Win prizes, read reviews
There are heaps of cool prizes you can win, puzzles, articles, author interviews and more. This issue includes articles on World Book Day, dyslexia action, Reading for Life and more. Plus you can win DVDs and books and read some great reviews.
Here’s what Read it! said:
Takeshita Demons – Cristy Burne (aged 8-12)
Takeshita Demons has done amazingly well. In 2010 it was the winner of the Frances Lincoln Diverse Voices Childrens Book Award and featured on the BBC’s Blue Peter in 2011.
We cannot wait for Cristy’s next book, the Filth Licker, which will be coming out in June 2011 so keep an eye out for it!
When Miku Takeshita moves from Osaka to London, she thinks she has left her grandmother’s strange world of spirits and demons far behind. But then her little brother falls strangely ill and a freak snowstorm arrives along with a fox-mouthed supply teacher.
Suddenly, Miku and her best friend Cait are facing off with faceless demons and on the run from flying heads. Alone and stuck at school after-dark, they must use all their cunning to stay alive.
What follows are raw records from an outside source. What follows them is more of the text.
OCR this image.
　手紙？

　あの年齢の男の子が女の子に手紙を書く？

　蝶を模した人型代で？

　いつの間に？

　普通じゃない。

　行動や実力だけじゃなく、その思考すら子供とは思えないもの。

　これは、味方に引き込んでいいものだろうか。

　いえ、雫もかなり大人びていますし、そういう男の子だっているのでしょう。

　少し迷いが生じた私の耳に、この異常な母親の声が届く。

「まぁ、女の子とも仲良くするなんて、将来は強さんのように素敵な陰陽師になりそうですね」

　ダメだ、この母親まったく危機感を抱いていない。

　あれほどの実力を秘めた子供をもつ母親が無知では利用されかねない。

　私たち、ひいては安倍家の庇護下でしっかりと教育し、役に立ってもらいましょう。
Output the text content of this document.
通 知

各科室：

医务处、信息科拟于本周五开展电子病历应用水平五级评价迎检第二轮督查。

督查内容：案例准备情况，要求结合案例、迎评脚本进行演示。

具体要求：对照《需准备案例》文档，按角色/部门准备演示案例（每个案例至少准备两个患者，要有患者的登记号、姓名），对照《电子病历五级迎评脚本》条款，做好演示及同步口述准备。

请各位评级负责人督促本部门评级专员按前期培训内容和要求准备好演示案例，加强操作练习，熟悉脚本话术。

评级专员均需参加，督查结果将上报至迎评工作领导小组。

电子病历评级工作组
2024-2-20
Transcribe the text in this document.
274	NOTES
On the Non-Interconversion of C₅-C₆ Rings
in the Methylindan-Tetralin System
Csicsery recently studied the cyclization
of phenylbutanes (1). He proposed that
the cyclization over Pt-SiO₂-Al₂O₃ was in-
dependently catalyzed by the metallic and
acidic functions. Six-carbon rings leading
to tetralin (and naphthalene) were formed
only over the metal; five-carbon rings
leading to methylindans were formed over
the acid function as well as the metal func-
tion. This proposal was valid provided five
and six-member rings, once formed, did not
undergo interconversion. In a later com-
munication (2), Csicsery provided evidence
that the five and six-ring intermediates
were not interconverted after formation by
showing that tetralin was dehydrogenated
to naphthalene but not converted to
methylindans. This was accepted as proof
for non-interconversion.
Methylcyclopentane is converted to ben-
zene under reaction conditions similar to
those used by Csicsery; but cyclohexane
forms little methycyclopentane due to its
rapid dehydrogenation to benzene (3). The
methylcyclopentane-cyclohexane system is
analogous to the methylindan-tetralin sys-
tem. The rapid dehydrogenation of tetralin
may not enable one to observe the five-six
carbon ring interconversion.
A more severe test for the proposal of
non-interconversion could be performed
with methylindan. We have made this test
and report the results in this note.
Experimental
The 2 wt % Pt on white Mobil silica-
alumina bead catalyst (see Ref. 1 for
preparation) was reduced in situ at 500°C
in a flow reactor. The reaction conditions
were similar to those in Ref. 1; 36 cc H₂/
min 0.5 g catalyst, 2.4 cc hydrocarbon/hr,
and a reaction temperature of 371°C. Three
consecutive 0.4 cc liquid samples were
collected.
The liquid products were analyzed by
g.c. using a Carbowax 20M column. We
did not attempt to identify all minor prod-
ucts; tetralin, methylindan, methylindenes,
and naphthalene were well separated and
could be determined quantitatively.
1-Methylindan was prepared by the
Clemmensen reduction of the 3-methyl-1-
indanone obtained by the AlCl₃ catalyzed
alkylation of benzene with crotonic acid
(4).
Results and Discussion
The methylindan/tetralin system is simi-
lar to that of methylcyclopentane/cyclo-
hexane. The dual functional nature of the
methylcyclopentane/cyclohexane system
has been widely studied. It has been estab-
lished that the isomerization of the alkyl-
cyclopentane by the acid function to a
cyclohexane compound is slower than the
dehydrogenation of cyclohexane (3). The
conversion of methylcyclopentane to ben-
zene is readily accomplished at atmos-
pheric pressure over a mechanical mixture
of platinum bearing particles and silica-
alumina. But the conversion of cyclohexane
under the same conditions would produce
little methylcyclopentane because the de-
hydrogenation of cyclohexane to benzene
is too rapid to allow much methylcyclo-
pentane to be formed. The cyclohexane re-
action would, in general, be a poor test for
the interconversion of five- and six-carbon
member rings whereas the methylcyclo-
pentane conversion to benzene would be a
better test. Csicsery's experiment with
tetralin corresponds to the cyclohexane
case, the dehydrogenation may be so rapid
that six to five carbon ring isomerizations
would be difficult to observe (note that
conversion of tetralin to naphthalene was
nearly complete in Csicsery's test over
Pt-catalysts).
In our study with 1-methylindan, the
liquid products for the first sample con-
A thrilling adventure for younger readers, Takeshita Demons weaves Japanese mythology and culture into a gripping tale of good versus evil.
What inspired you to write?
I’ve always loved reading and making up stories. One day I had an idea about a superhero who had a pet giraffe, so I just sat down and started writing. That was the first book I ever wrote.
Now I get inspiration from everyday life: I keep a notebook in my pocket and write down story ideas and ‘what ifs’ whenever they pop into my head. For example, today I went to the zoo and wrote down: What if humans were kept in an alien zoo? And: what if I had a tail like a spider monkey? Inspiration to write can come from almost anywhere.
You can see that Japanese mythology has clearly inspired you in both the books, how did this inspiration come about?
I lived in Japan for three years and kept seeing signs of Japanese mythology in everyday life. For example, in restaurants it is common to find food that Japanese demons like to eat, like kappa-maki sushi (the favourite of a half-turtle water-demon who likes to drink blood and eat cucumbers) or kitsune udon (because shape-changing foxes just can’t resist noodles served with deep-fried tofu). That’s like going to a restaurant and ordering vampire sandwiches or werewolf pie.